Viviennemary · 11/02/2022 14:12

You must be miscounting calories. Two weeks on 1200 calories a day and you would lose weight when you have a few stones to lose

SnowWhitesSM · 11/02/2022 14:31

How much water are you drinking? With ready meals and supermarket soups your sodium levels will be really high meaning your body will hold on to water weight. Get drinking minimum 2lt a day. Watch the lbs fall off after drinking 2lt of water for 3 days, you'll be amazed.

Also try team RH on Facebook. For your weight you should not be on 1200 calories a day. It really isn't sustainable. Have a look at the videos on weight loss and calorie deficit.

Beautiful3 · 11/02/2022 14:34

Nothing worked for me when I hit a certain age, until I tried fasting twice a week. I've lost a lot of weight. It's 500 calories twice a week. Normal calories according to my fitness pal app,on the other days. It's great.

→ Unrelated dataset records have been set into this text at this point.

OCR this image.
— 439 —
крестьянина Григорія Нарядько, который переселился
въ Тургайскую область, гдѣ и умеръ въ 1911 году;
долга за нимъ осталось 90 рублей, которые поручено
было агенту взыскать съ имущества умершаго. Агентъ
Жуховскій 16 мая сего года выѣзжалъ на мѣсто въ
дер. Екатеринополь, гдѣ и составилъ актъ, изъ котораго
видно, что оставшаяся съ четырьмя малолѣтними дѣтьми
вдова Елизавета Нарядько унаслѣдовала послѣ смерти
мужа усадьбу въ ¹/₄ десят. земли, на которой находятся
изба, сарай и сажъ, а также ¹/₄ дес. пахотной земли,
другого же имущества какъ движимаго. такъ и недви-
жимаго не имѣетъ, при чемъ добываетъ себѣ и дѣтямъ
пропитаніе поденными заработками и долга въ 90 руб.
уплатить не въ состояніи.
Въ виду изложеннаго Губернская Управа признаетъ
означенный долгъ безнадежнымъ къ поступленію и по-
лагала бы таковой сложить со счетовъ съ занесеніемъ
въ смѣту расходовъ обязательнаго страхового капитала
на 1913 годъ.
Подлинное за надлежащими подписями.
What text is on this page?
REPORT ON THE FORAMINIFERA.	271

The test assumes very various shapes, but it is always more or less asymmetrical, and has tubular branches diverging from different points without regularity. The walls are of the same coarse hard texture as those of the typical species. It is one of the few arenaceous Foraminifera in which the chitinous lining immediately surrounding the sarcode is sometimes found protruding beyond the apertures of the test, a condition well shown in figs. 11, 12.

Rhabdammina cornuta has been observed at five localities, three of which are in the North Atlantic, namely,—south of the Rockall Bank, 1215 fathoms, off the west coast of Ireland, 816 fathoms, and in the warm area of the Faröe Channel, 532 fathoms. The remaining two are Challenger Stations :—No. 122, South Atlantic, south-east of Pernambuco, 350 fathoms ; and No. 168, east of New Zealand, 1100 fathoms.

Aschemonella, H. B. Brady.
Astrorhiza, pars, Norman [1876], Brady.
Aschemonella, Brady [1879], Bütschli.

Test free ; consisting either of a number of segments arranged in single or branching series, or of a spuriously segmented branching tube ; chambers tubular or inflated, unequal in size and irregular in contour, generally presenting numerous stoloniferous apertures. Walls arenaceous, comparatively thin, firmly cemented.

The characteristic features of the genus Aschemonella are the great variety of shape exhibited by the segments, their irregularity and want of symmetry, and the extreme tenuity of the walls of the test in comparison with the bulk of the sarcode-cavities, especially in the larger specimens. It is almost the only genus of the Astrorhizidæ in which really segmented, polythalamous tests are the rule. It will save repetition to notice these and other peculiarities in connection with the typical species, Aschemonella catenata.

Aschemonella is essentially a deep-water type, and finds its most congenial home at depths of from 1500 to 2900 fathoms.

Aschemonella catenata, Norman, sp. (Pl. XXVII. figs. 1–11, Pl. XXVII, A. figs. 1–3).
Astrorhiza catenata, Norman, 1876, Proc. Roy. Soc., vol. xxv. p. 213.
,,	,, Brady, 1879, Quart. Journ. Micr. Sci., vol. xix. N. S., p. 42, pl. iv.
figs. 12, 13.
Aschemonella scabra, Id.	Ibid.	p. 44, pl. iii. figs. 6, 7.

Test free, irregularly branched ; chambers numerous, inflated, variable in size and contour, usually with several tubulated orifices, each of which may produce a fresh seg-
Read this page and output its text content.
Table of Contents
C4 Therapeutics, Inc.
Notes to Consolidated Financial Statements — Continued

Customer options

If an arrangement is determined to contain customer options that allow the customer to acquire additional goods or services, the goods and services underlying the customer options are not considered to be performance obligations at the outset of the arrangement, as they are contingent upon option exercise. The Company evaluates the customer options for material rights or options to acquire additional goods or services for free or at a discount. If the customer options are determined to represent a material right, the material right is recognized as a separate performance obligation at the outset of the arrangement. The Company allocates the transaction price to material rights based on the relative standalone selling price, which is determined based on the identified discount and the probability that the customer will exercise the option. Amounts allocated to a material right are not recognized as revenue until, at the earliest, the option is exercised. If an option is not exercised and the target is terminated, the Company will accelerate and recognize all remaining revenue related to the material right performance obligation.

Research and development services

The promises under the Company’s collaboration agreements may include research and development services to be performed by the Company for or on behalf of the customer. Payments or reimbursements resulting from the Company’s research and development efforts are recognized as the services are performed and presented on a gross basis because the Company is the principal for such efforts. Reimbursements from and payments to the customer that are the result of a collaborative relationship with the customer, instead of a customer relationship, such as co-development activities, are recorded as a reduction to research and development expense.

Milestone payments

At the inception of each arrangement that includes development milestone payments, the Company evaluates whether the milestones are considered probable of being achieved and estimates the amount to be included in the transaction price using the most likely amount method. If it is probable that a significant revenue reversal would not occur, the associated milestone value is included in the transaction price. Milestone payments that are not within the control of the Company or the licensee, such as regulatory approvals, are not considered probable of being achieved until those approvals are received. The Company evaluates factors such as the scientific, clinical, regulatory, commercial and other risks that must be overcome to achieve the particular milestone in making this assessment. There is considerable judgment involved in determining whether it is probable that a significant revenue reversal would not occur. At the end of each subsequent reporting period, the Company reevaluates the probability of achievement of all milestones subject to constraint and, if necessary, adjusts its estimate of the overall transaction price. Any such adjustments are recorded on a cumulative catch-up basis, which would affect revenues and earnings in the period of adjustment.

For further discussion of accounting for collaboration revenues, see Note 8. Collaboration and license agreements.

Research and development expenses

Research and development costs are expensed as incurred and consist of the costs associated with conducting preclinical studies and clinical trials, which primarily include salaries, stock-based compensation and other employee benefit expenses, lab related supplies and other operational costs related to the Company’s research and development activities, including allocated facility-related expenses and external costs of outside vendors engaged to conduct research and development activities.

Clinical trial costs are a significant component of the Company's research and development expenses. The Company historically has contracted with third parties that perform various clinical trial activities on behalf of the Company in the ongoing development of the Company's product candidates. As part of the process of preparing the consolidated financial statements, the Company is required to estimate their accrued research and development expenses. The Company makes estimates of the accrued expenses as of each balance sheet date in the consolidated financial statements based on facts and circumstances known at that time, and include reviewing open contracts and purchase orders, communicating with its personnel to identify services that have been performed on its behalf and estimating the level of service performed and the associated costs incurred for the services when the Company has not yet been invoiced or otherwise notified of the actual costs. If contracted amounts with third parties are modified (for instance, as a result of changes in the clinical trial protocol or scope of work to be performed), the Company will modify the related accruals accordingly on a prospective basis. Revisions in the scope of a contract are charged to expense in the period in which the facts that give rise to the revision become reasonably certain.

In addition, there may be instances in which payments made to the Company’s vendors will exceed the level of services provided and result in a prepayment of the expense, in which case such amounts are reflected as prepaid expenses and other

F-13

FusionChefGeoff · 11/02/2022 14:35

Out of interest next time OP, as well as counting calories on those packs, have another count running for sugar...

Breakfast bar: 9g
Tin of tomato soup: 19g
Snack a jacks: ?? Depends if they're flavoured
Fruit (apple): 10g

Without any for the snack a jacks that's nearly 40g of sugar which is 10 teaspoons of sugar.

And, based on your empirical evidence (ie what is actually happening to you right now) I'd say it's a clear example that it's NOT as simple as calories in vs calories out hence your post - so yes the type of calories does matter.

I'd also recommend reading Why We Eat Too Much.

Losing a stone in 2 weeks is what happens before your body changes it's hormone levels in response to threatened starvation.

Concentration camp / famine victims is what happens after months or years of sustained deprivation when the body can't compensate any more.

The plateau of very low calorie diets is what happens in the middle and is what's happening to you now.